Existence of closed subset of positive measure

Question

Suppose that $\psi(A)>0$ where $\psi$ is some measure and $A$ is an open set. Is it true that we can always find a closed set such that $B \subseteq A$ and $\psi(B)>0$?

This is a follow up to the previous question:

closed subset that has the same size

Answer 1

If $\psi$ is a Radon measure, then $\psi(A)=\sup\{\psi(K): K\subseteq A, K~\text{is compact}\}$.

In Hausdorff space, compact set is closed.

Answer 2

I assume you are taking $\psi = \mathcal{L}$, the Lebesgue measure.

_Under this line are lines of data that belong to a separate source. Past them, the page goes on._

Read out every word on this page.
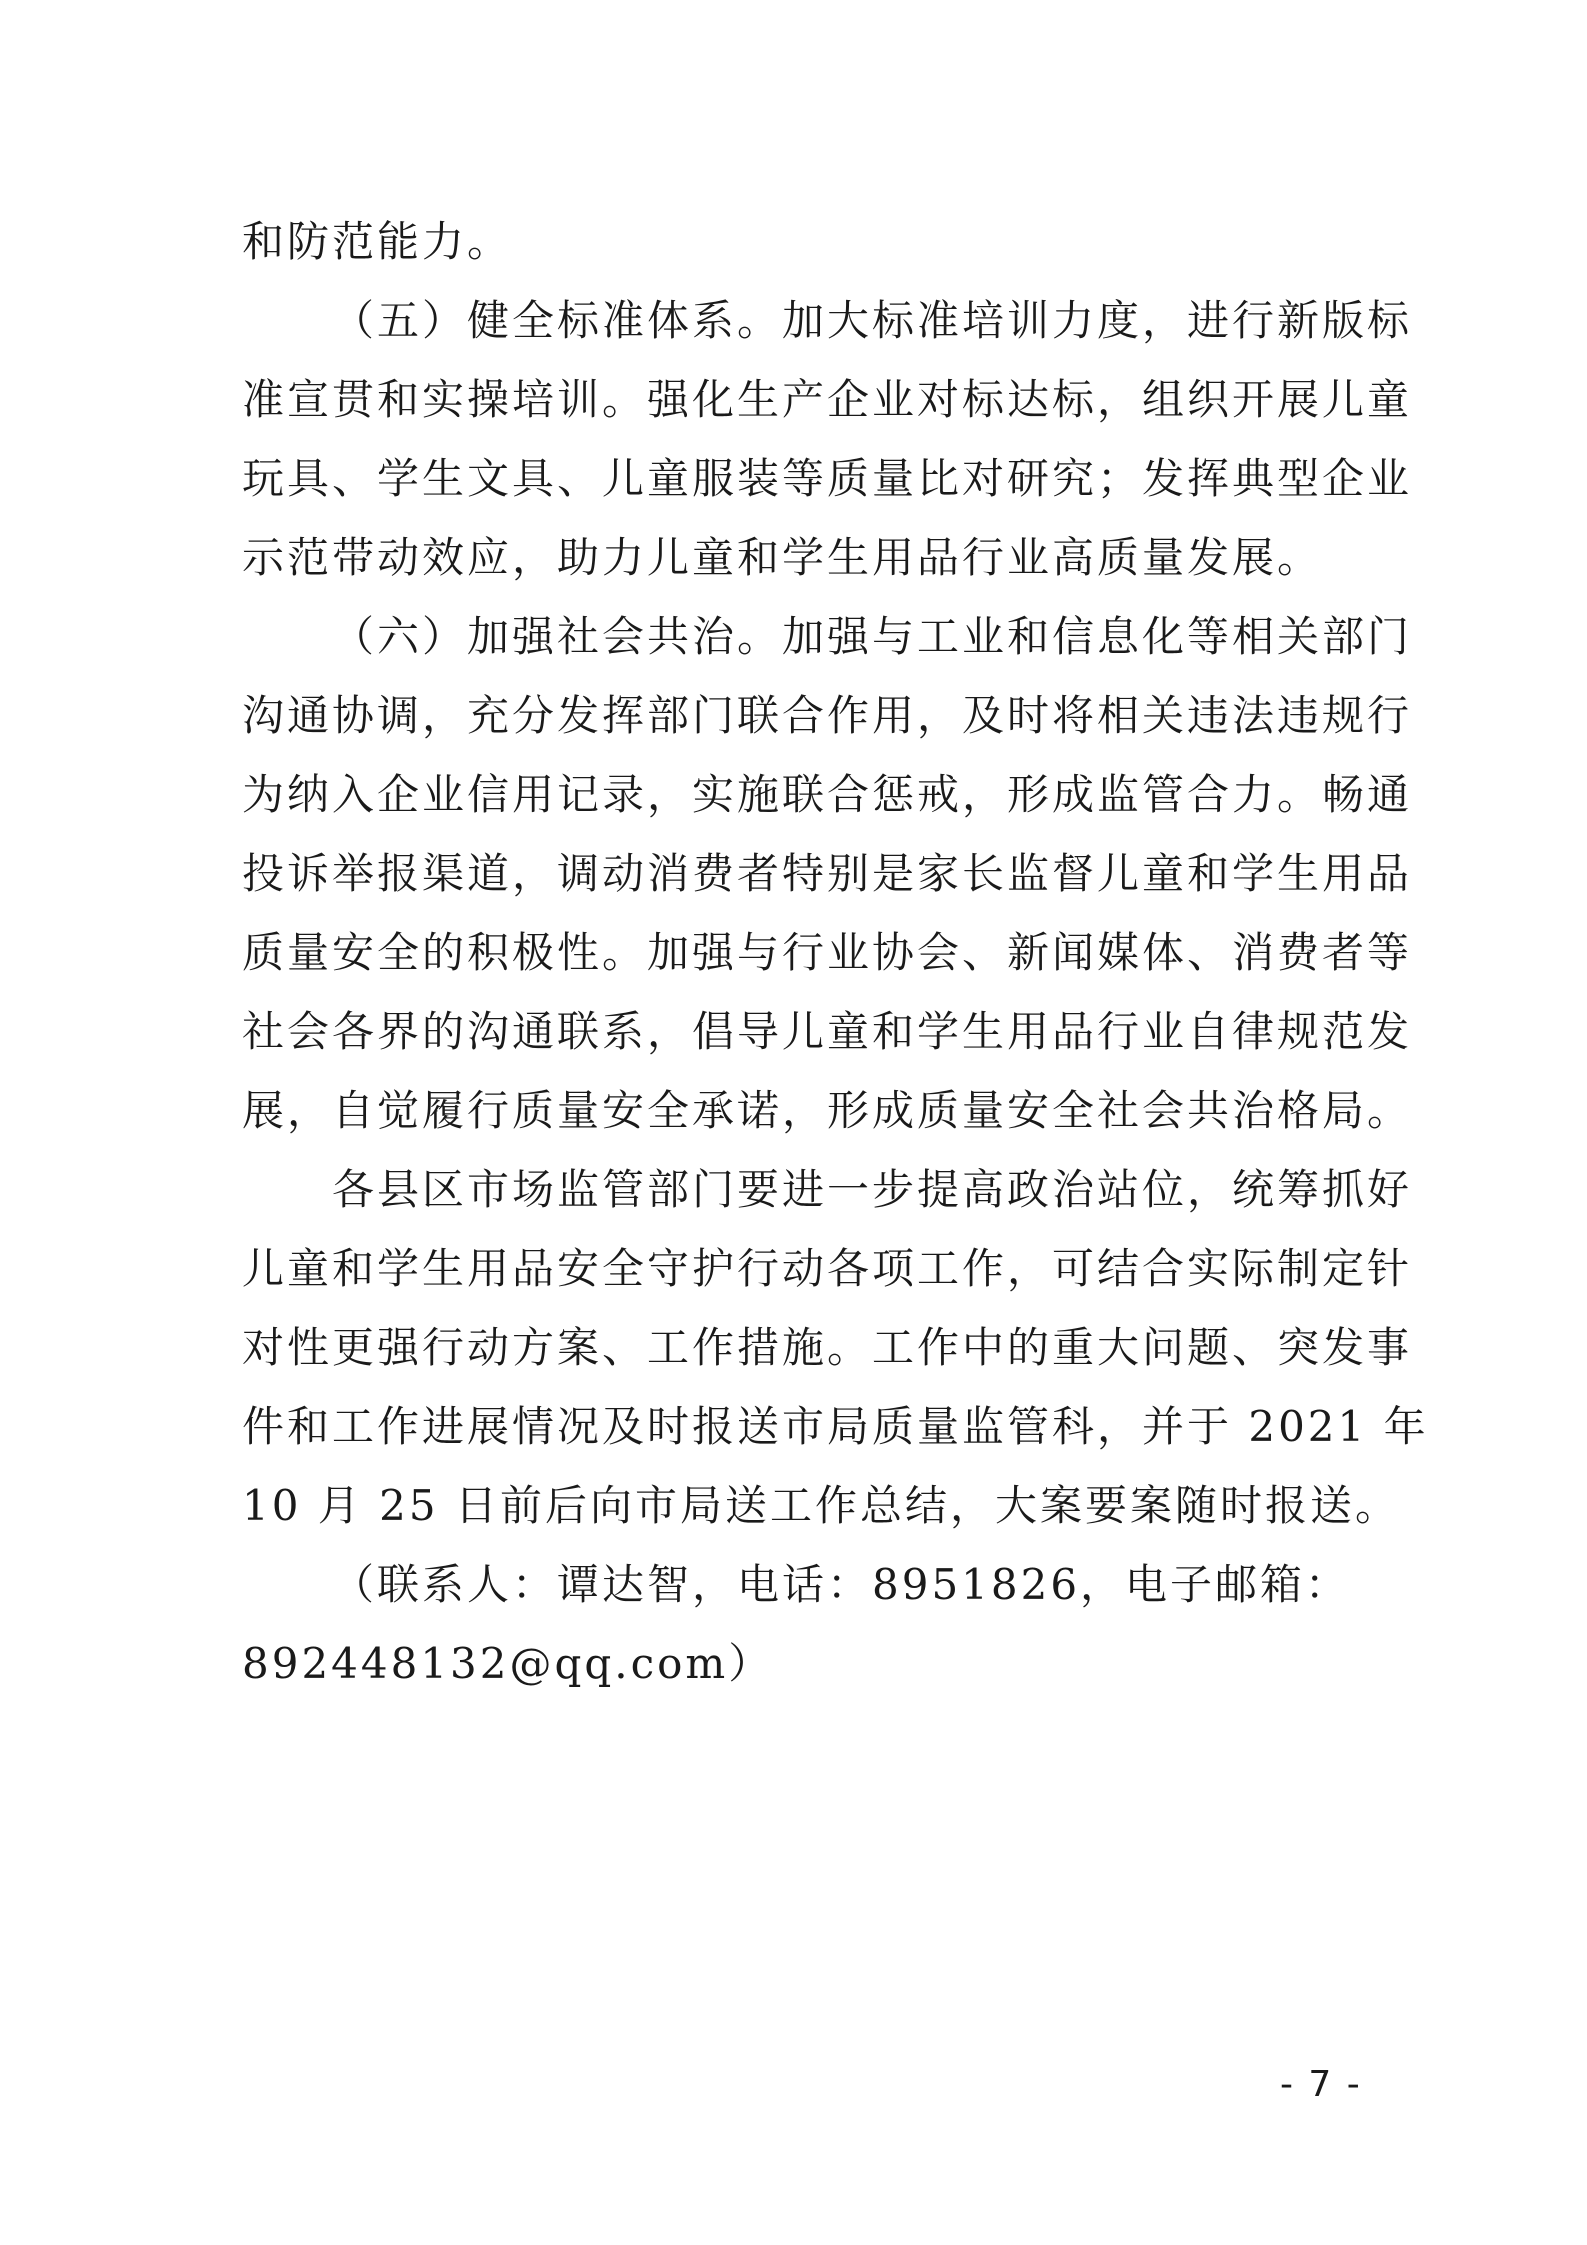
和防范能力。
（五）健全标准体系。加大标准培训力度，进行新版标
准宣贯和实操培训。强化生产企业对标达标，组织开展儿童
玩具、学生文具、儿童服装等质量比对研究；发挥典型企业
示范带动效应，助力儿童和学生用品行业高质量发展。
（六）加强社会共治。加强与工业和信息化等相关部门
沟通协调，充分发挥部门联合作用，及时将相关违法违规行
为纳入企业信用记录，实施联合惩戒，形成监管合力。畅通
投诉举报渠道，调动消费者特别是家长监督儿童和学生用品
质量安全的积极性。加强与行业协会、新闻媒体、消费者等
社会各界的沟通联系，倡导儿童和学生用品行业自律规范发
展，自觉履行质量安全承诺，形成质量安全社会共治格局。
各县区市场监管部门要进一步提高政治站位，统筹抓好
儿童和学生用品安全守护行动各项工作，可结合实际制定针
对性更强行动方案、工作措施。工作中的重大问题、突发事
件和工作进展情况及时报送市局质量监管科，并于 2021 年
10 月 25 日前后向市局送工作总结，大案要案随时报送。
（联系人：谭达智，电话：8951826，电子邮箱：
892448132@qq.com）
- 7 -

I would say no for a general topology, for instance if we equip $\mathbb{R}$ with the topology induced by the closed sets as follows: $C$ closed if and only if $C$ is finite of $C=\mathbb{R}$ or $\emptyset$ (check that these are closed), then clearly $(0,1)$ is open but every closed subset is finite and hence has measure zero.

On the other side, if we take the standard topology then yes. Let $A, \psi(A)>0$ be open, so that $A\neq \emptyset$. Since a basis is made of balls, then there is $x\in A, r>0$ such that $B_r(x)\subset A$, so $\overline{B_{r/2}(x)}\subset A$ and $\psi(\overline{B_{r/2}(x)})>0$.